Saturday, September 16, 2006

SE 49th and Hawthorne

At first I was fooled by this wild and weird decoy party on the actual intersection stated above where freaky hipsters were jamming to WHAM! wearing crazy costumes and pinned up with name tags. No booze. Questionable cool level. Dubious patrons. But then I saw the friend who had told me about the party walking by outside and went to talk to her. She let me in on the fact that the real party was right next door and so I ditched out of that sham fest. I stepped onto the porch and knew immediately that this would be a strange and anxious pre-party crowd. They had already cliqued off and were having whisper jams while eyeing the other guests who were doing the same thing.
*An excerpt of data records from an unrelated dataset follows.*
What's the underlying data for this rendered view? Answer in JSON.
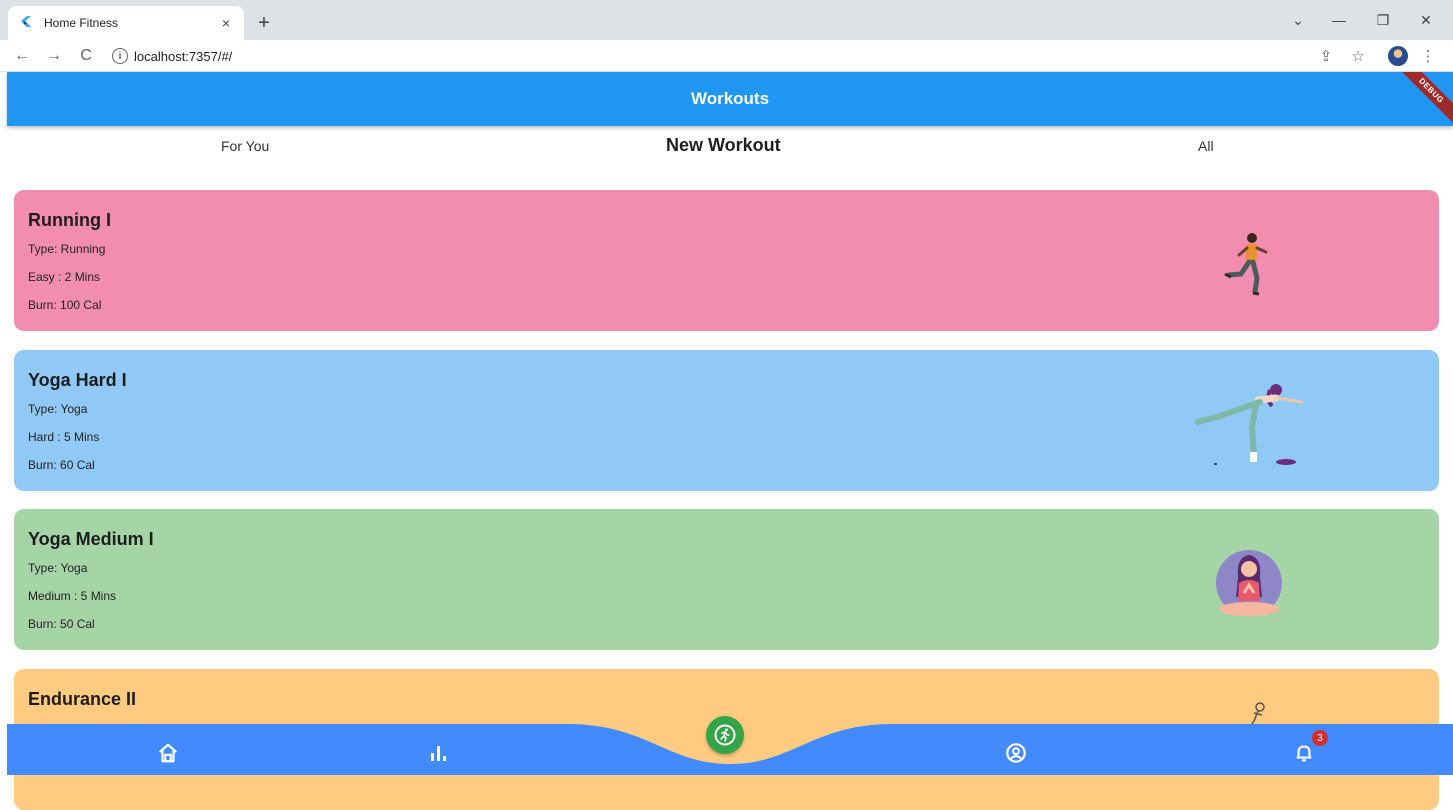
{
  "browser": {
    "tab_title": "Home Fitness",
    "tab_close": "×",
    "new_tab": "+",
    "url": "localhost:7357/#/",
    "info": "i",
    "minimize": "—",
    "restore": "❐",
    "close": "✕",
    "menu_down": "⌄",
    "back": "←",
    "forward": "→",
    "reload": "C",
    "share": "⇪",
    "star": "☆",
    "more": "⋮"
  },
  "app": {
    "title": "Workouts",
    "debug_label": "DEBUG",
    "tabs": [
      {
        "label": "For You",
        "active": false
      },
      {
        "label": "New Workout",
        "active": true
      },
      {
        "label": "All",
        "active": false
      }
    ],
    "workouts": [
      {
        "title": "Running I",
        "type": "Type: Running",
        "level": "Easy : 2 Mins",
        "burn": "Burn: 100 Cal",
        "color": "#f28db0",
        "icon": "runner-illustration"
      },
      {
        "title": "Yoga Hard I",
        "type": "Type: Yoga",
        "level": "Hard : 5 Mins",
        "burn": "Burn: 60 Cal",
        "color": "#90c9f5",
        "icon": "yoga-balance-illustration"
      },
      {
        "title": "Yoga Medium I",
        "type": "Type: Yoga",
        "level": "Medium : 5 Mins",
        "burn": "Burn: 50 Cal",
        "color": "#a5d5a6",
        "icon": "meditation-illustration"
      },
      {
        "title": "Endurance II",
        "type": "",
        "level": "",
        "burn": "",
        "color": "#ffcb80",
        "icon": "endurance-illustration"
      }
    ],
    "bottom_nav": {
      "bar_color": "#448aff",
      "fab_color": "#33a447",
      "items": [
        "home-icon",
        "stats-icon",
        "workout-fab-icon",
        "profile-icon",
        "notifications-icon"
      ],
      "notification_count": "3"
    }
  }
}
Willie, my friend from Oakland, and just come up to visit his brother and so he was down here packing some downers and buying me a forty. Thanks Willie, vicodin always spices up a night. There was black bean dip on the snack table and the house was well carpeted…it was clean which I’ve realized is a regional staple that frankly I’m not completely used to yet. I still sometimes bottle a disturbed urge to spit on floors. Save it for the basement D.C. and so I did. Captured by Porches was serving up the pricey DIY brews and though I didn’t buy one this time due to an extreme state of wallet decadence I’ve come to know as my life I will still wholly recommend the venture because honestly: that’s damn good beer and it’ll get you more drunk than that case of Pabst you’ll be buying regardless. I could hear the music. Eighties jams. Typical, but I suppose not yet out of trend. Though really folks let’s just let the future be now and start getting back to 2 Live Crew and The 69 Boyz because we all know that deep down we really do want to just Scrub Da Ground. The basement was a crazy land of equality where frat-boys, punks, estranged weirdos and predominant hipsters could share the dance floor with glass-shattering freedom. By that I mean people were breaking glasses left and right thus forcing the few hippies who had walked barefoot from their South Eastern adobe castles to the upper domicile where they could stand in peace. Rejoice. All of the sudden however the speakers became propaganda machines for the sad nostalgia held by aging ravers and the incessant trance grooves drove me out and into the night to scout out the next party:

35th and Knott

Fashionable, rude, and fueled by cocaine. The cliques were cordial but generally jittering jaws and beady eyes made aggressive hellos half masking the paranoid sort of tight lipped tantrum just waiting to rage out into the dance floor (which in the mean while was tyrannically besieged by cell phones and laptops permanently set on myspace like an 8 track fused with the last Niel Diamond piece ever released on that medium). The hosts were very nice and one of them even sketched a portrait of me on the dining room wall! Immortalized baby! Hot! Best pass out award goes to that dude laying on the back patio with his head hanging off the edge half slumped over a rusty Old Smoky grill. When questioned on the level of comfort he was experiencing he had this to say: “Yeah…I’m great here.” I then asked him if he had puked before passing out to which he replied no. In actuality however I’d been outside when he toppled through the masses and tripped over the grill while the puke was spewing forth from his lips. The end result was this giant lump of dude that I have just describe. It was cold. I was tired. I went home. But on a separate note Portland. Allow me to make a call. A call for kegs. I don’t know. Maybe there’s some sort of taboo against them that I just haven’t heard of yet. Honestly though if you can get ten people together and they all throw ten bucks down you can get a keg, which brings what I like to call: The Backyard Rage Jam! Better yet, get your ten people and all throw fifteen to twenty then you can get two kegs. One of which is the reserve and the other is out in the open. When the first keg dies you go around and be like we need money for another keg! In my experience people will throw down if you have a pretty lady hassle them enough…or a drunken bro dawg, for that matter has a similar effect, then you just bring out your reserve and it’s like you only bought one! Awesome. Maybe when I get some funds together I’ll throw a nice kegger just to show ya’ll how it’s done. Once we get that did we can work on bringing back “theme” parties which every kid in town seems to be down with but just don’t work when you can’t supply a gross amount of FREE beer. Kisses and love kids. I’m out.